What results have been offered seem to suggest that this legend exists — though perhaps it is “actually” (at least as captured online, since perhaps the Leonardo theorists aren’t as active digital content creators) about Michelangelo:
- Palazzo Vecchio in Italian Wikipedia
- Florentine Legends: Fact or Fiction (in Italian)
- Curiosities in Florence
The best way of finding out seemed to actually be my Flickr photo itself, since that’s where Daniel Witting provided the first two links above — however, this was a few months after the photo was first posted to Flickr. Turkers provided a couple useful links also (“Curiosities” above) on a shorter schedule and with a higher price. (I should have also tried uClue — where many former Google Answers researchers now work. This was recommended by Max Harper, who has studied Q&A sites in detail.)
–
Question and answer services along the lines of Yahoo! Answers rose to global (and U.S.) significance only after success in Korea, where Naver Knowledge iN pioneered the use of an online community to power a Q&A site. A major motivation Korea was the limited amount of Korean content online. With Naver’s offering, Korea’s Internet saavy, English population made information newly available in Korean (and did plenty of other interesting work).

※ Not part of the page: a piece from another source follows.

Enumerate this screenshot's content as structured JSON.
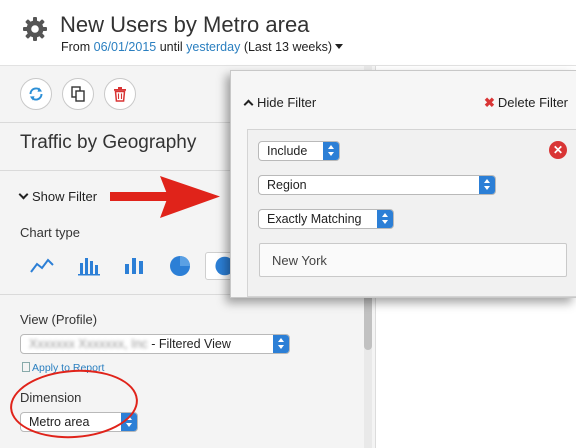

This is as significant a motivation for Q&A sites by English-speaking folks in the U.S., but the present case is an exception.
Some of the questions that made this case interesting to me:
- What culturally-shared beliefs get manifest online? During this whole process, I and others wondered whether perhaps this local legend was only shared orally. It seems that it is represented online after all — at least the Michelangelo variant, but it could have been otherwise.
- How does the pair of languages a task requires knowledge of determine the processes, structres, and communities that are optimal for completing the task? For example, it seems quite important whether the target or source language has many more speakers than the other. (One could think about this simplistically in terms of conditional probabilities of skills with language A given skill with language B and vice verse.)